Merry Gentry
- A Kiss of Shadows A Caress of Twilight Seduced by Moonlight A Stroke of Midnight Mistral's Kiss A Lick of Frost Swallowing Darkness Divine Misdemeanors A Shiver of Light
- Author: Laurell K. Hamilton
- Country: United States
- Language: English
- Genre: Horror, Erotica, Urban Fantasy
- Publisher: Del Rey
- Published: 2000–present

= Merry Gentry (series) =

Book series by Laurell K. Hamilton

The Merry Gentry series is a series of urban fantasy novels by New York Times bestselling author Laurell K. Hamilton. The series is told through the lens of the titular character Meredith "Merry" Gentry, a faerie princess turned private investigator in a world where faeries exist and are known to the general public. The first book in the series, A Kiss of Shadows, was released by Del Rey on October 3, 2000. There are currently nine books in the series (December 2025).

On July 15, 2025, Hamilton announced that the tenth Merry Gentry was in production.

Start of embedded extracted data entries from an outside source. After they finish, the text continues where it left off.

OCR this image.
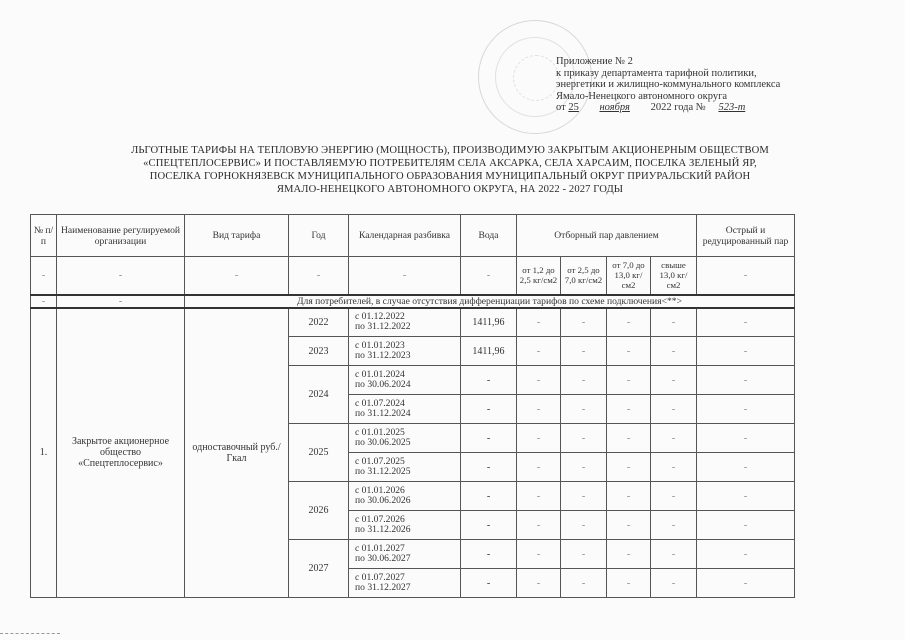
Приложение № 2
к приказу департамента тарифной политики,
энергетики и жилищно-коммунального комплекса
Ямало-Ненецкого автономного округа
от 25 ноября 2022 года № 523-т
ЛЬГОТНЫЕ ТАРИФЫ НА ТЕПЛОВУЮ ЭНЕРГИЮ (МОЩНОСТЬ), ПРОИЗВОДИМУЮ ЗАКРЫТЫМ АКЦИОНЕРНЫМ ОБЩЕСТВОМ
«СПЕЦТЕПЛОСЕРВИС» И ПОСТАВЛЯЕМУЮ ПОТРЕБИТЕЛЯМ СЕЛА АКСАРКА, СЕЛА ХАРСАИМ, ПОСЕЛКА ЗЕЛЕНЫЙ ЯР,
ПОСЕЛКА ГОРНОКНЯЗЕВСК МУНИЦИПАЛЬНОГО ОБРАЗОВАНИЯ МУНИЦИПАЛЬНЫЙ ОКРУГ ПРИУРАЛЬСКИЙ РАЙОН
ЯМАЛО-НЕНЕЦКОГО АВТОНОМНОГО ОКРУГА, НА 2022 - 2027 ГОДЫ
№ п/п	Наименование регулируемой организации	Вид тарифа	Год	Календарная разбивка	Вода	Отборный пар давлением				Острый и редуцированный пар

-	-	-	-	-	-	от 1,2 до 2,5 кг/см2	от 2,5 до 7,0 кг/см2	от 7,0 до 13,0 кг/см2	свыше 13,0 кг/см2	-
-	-	Для потребителей, в случае отсутствия дифференциации тарифов по схеме подключения<**>								
1.	Закрытое акционерное общество «Спецтеплосервис»	одноставочный руб./Гкал	2022	с 01.12.2022
по 31.12.2022	1411,96	-	-	-	-	-
			2023	с 01.01.2023
по 31.12.2023	1411,96	-	-	-	-	-
			2024	с 01.01.2024
по 30.06.2024	-	-	-	-	-	-

				с 01.07.2024
по 31.12.2024	-	-	-	-	-	-
			2025	с 01.01.2025
по 30.06.2025	-	-	-	-	-	-

				с 01.07.2025
по 31.12.2025	-	-	-	-	-	-
			2026	с 01.01.2026
по 30.06.2026	-	-	-	-	-	-

				с 01.07.2026
по 31.12.2026	-	-	-	-	-	-
			2027	с 01.01.2027
по 30.06.2027	-	-	-	-	-	-

				с 01.07.2027
по 31.12.2027	-	-	-	-	-	-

In an interview with Time magazine, Hamilton said that she saw the protagonist, Merry Gentry, as a way of exploring a character who "is totally comfortable with their sexuality" as opposed to the character of Anita Blake in her Anita Blake: Vampire Hunter series.

==Synopsis==
The series follows Princess Meredith NicEssus "Merry Gentry", a faerie princess that is forced to flee the court of her aunt Andais, the Queen of Air and Darkness and of the Unseelie fae. The first novel takes place after Merry has spent several years outside of her aunt's court out of fear of death via court sanctioned duels. Merry is soon brought back to the Unseelie Court and given the option to take her aunt's throne, but only if she can procreate before her sadistic cousin Cel can. She is allowed to take several of Andais's court guards with her and through the course of the series gains more lovers that are drawn to her side through love, friendship, power, promises for protection, and/or bargains struck with other magical creatures. Merry eventually gets involved in a series of secrets and court intrigues as she discovers that both of the rulers of the Seelie and Unseelie courts are potentially infertile, something that has the potential to keep both the followers in each court from producing new fae children. At the end of Divine Misdemeanors Merry becomes pregnant with twins, but has formed her own informal court, complete with lands and grounds that she has not fully investigated. She has also alienated herself from both the Seelie and Unseelie Courts, as she was responsible for the death of her cousin Cel of the Unseelie Courts and filed charges against her uncle Taranis, the ruler of the Seelie Court, for rape.

==Books in the series==
1. A Kiss of Shadows (2000) ISBN 978-0-345-42340-5
2. A Caress of Twilight (2002) ISBN 978-0-345-47816-0
3. Seduced by Moonlight (2004) ISBN 978-0-345-44359-5
4. A Stroke of Midnight (2005) ISBN 978-0-345-44360-1
5. Mistral's Kiss (2006) ISBN 978-0-345-44361-8
6. A Lick of Frost (2007) ISBN 978-0-345-49591-4
7. Swallowing Darkness (2008) ISBN 978-0-345-49593-8
8. Divine Misdemeanors (2009) ISBN 978-0-345-49596-9
9. A Shiver of Light (2014) ISBN 978-0-425-25566-7
10. A Glimmer of Death (2026)
11. A Ghost of Daylight (2027)

==Reception==
Critical reception for the Merry Gentry series has been mixed to positive. The earlier novels in the series received predominantly positive reviews while later novels in the series such as Divine Misdemeanors were criticized for having a "too simply resolved conclusion".